Urban Institute of Ireland, Photo: Ros Kavanagh
The first international commission
Of the five original partners, only Farrell and McNamara stayed. Their first international commission away from their native Ireland transpired 25 years later, with Universita Luigi Bocconi in Milan (Milan, Italy 2008), which was awarded World Building of the Year at the 2008 inaugural World Architectural Festival in Barcelona.
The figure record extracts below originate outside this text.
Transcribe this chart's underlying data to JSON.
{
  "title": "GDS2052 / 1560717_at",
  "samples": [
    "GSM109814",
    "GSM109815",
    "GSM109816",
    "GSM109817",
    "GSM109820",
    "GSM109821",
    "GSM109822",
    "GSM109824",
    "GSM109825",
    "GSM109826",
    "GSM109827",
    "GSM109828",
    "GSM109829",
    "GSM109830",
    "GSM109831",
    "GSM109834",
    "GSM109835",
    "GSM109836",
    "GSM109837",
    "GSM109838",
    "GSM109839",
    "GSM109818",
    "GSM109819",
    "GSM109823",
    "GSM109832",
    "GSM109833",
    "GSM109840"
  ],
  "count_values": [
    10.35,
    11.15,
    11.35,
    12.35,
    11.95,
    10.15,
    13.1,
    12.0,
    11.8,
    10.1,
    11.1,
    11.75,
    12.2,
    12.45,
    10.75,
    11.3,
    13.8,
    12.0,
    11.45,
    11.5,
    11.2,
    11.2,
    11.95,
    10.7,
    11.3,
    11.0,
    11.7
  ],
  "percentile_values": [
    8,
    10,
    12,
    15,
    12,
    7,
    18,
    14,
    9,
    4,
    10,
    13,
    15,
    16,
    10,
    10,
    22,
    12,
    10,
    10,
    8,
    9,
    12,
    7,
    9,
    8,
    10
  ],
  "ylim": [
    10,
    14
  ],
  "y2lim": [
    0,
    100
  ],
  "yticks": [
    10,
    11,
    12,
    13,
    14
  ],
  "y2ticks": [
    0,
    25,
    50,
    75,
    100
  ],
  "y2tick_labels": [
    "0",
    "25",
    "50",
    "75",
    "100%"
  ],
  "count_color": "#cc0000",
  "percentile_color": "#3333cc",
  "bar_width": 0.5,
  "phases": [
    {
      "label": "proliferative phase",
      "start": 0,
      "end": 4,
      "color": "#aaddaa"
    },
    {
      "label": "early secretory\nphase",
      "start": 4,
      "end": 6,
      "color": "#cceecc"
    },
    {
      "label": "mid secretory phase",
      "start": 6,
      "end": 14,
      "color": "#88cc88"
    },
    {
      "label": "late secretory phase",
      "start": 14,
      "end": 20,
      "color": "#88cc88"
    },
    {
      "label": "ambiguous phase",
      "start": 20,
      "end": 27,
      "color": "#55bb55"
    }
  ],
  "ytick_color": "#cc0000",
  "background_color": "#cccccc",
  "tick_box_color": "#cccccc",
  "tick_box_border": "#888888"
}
Universita Luigi Bocconi, Photo: Federico Brunetti
Other international projects
Other international projects have since followed, with tantamount acclamation from the architectural community. University Campus UTEC Lima (Lima, Peru 2015) was awarded the inaugural RIBA International Prize 2016 by the Royal Institute of British Architects (RIBA). Institut Mines Télécom (Paris, France 2019) and Université Toulouse 1 Capitole, School of Economics (Toulouse, France 2019) were recently completed.
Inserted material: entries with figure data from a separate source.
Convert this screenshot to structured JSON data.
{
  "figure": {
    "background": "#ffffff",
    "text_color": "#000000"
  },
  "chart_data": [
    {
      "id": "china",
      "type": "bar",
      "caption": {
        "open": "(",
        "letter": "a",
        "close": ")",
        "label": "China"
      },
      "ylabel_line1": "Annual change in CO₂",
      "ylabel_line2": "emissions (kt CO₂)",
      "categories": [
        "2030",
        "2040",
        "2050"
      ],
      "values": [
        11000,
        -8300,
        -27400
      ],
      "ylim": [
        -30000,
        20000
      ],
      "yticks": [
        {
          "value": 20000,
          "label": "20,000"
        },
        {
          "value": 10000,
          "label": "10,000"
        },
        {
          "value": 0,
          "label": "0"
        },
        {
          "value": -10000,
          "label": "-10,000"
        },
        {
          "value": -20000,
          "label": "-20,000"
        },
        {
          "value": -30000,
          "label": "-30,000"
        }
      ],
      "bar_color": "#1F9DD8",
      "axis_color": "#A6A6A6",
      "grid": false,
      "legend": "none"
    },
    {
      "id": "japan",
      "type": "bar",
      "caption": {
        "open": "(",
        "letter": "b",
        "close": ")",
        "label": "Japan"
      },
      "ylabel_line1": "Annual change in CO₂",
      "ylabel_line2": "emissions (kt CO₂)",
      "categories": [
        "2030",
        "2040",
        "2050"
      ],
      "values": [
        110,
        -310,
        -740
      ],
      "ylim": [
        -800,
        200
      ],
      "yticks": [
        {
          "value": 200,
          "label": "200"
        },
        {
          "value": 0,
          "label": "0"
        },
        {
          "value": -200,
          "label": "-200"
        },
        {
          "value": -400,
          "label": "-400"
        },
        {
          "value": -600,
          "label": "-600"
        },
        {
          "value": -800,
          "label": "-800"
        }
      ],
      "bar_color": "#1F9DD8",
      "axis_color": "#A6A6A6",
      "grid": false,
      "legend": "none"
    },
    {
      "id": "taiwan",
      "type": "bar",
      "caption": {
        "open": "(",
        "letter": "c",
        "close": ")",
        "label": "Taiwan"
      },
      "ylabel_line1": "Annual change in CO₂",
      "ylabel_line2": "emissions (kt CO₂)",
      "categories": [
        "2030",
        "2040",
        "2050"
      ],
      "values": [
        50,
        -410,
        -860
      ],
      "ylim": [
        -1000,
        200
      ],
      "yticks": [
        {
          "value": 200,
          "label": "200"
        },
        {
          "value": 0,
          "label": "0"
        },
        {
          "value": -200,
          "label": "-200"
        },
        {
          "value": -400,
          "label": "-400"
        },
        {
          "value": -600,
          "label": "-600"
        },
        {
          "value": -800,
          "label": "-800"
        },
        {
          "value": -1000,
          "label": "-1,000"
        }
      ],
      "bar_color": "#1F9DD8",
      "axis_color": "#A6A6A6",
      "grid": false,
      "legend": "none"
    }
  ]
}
University Campus UTEC Lima, Photo: Iwan Baan
They are Fellows of The Royal Institute of the Architects of Ireland and International Honorary Fellows of RIBA. They have previously held the Kenzo Tange chair at the Harvard Graduate School of Design (2010) and the Louis Kahn chair at Yale University (2011) and have taught at institutions including École Polytechnique Fédérale de Lausanne and Accademia di Architettura di Mendrisio, and lectured internationally.
La Biennale die Venezia
Grafton Architects was the recipient of the 2012 Biennale di Venezia Silver Lion Award for the exhibition, Architecture as New Geography. Farrell and McNamara were appointed as 2018 co-curators for the 16th International Architecture Exhibition, la Biennale di Venezia, with the theme FREESPACE. They were awarded the RIAI James Gandon Medal for Lifetime Achievement in Architecture by the RIAI in 2019 and the RIBA Royal Gold Medal in 2020.
About the Pritzker Architecture Prize
The Pritzker Architecture Prize was founded in 1979 by the late Jay A. Pritzker and his wife, Cindy . Its purpose is to honor annually a living architect or architects whose built work demonstrates a combination of those qualities of talent, vision and commitment, which has produced consistent and significant contributions to humanity and the built environment through the art of architecture.
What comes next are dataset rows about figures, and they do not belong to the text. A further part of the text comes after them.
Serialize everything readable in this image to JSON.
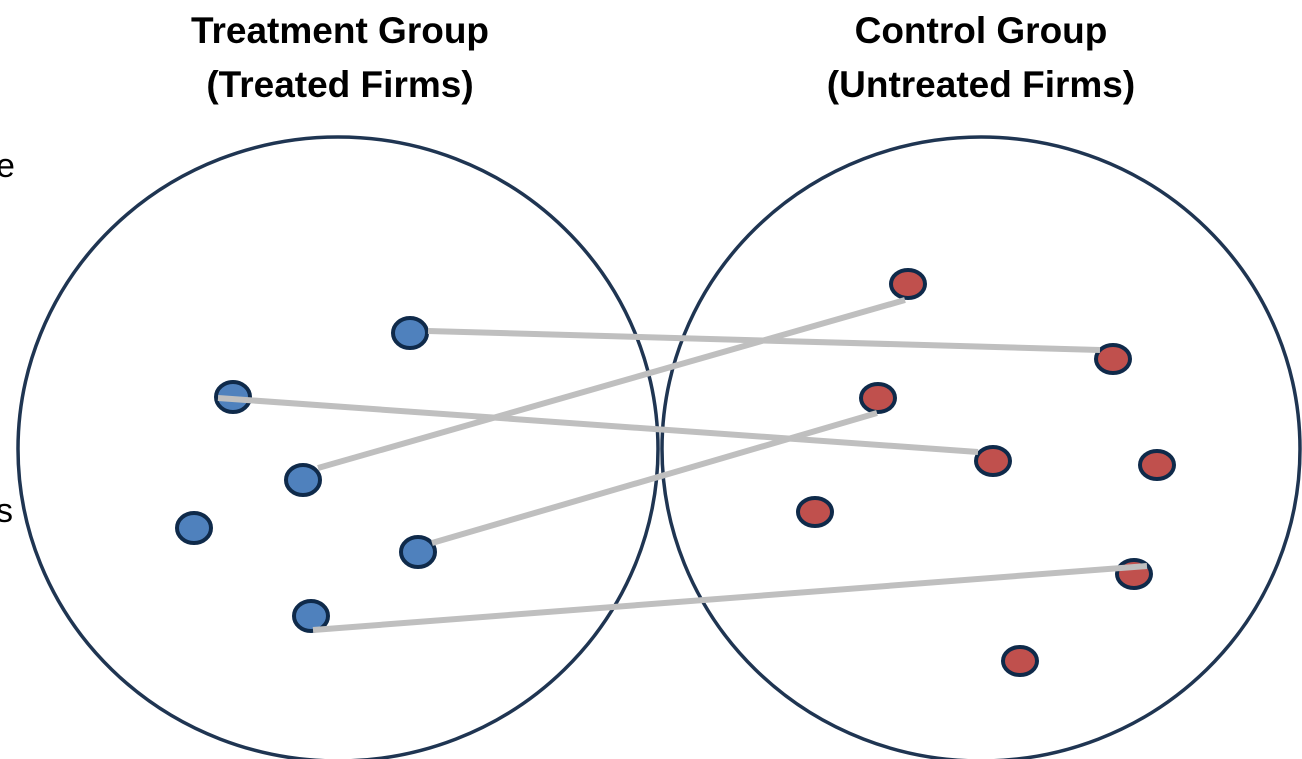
{
  "groups": [
    {
      "title_line1": "Treatment Group",
      "title_line2": "(Treated Firms)"
    },
    {
      "title_line1": "Control Group",
      "title_line2": "(Untreated Firms)"
    }
  ],
  "left_fragments": [
    "e",
    "s"
  ]
}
The laureate receives $100,000 and also a bronze medallion. The bronze medallion awarded to each Laureate of the Pritzker Architecture Prize is based on designs of Louis Sullivan, famed Chicago architect generally acknowledged as the father of the skyscraper. On one side is the name of the prize. On the reverse, three words are inscribed, “firmness, commodity and delight,” recalling Roman architect Vitruvius’ fundamental principles of architecture of firmitas, utilitas, venustas.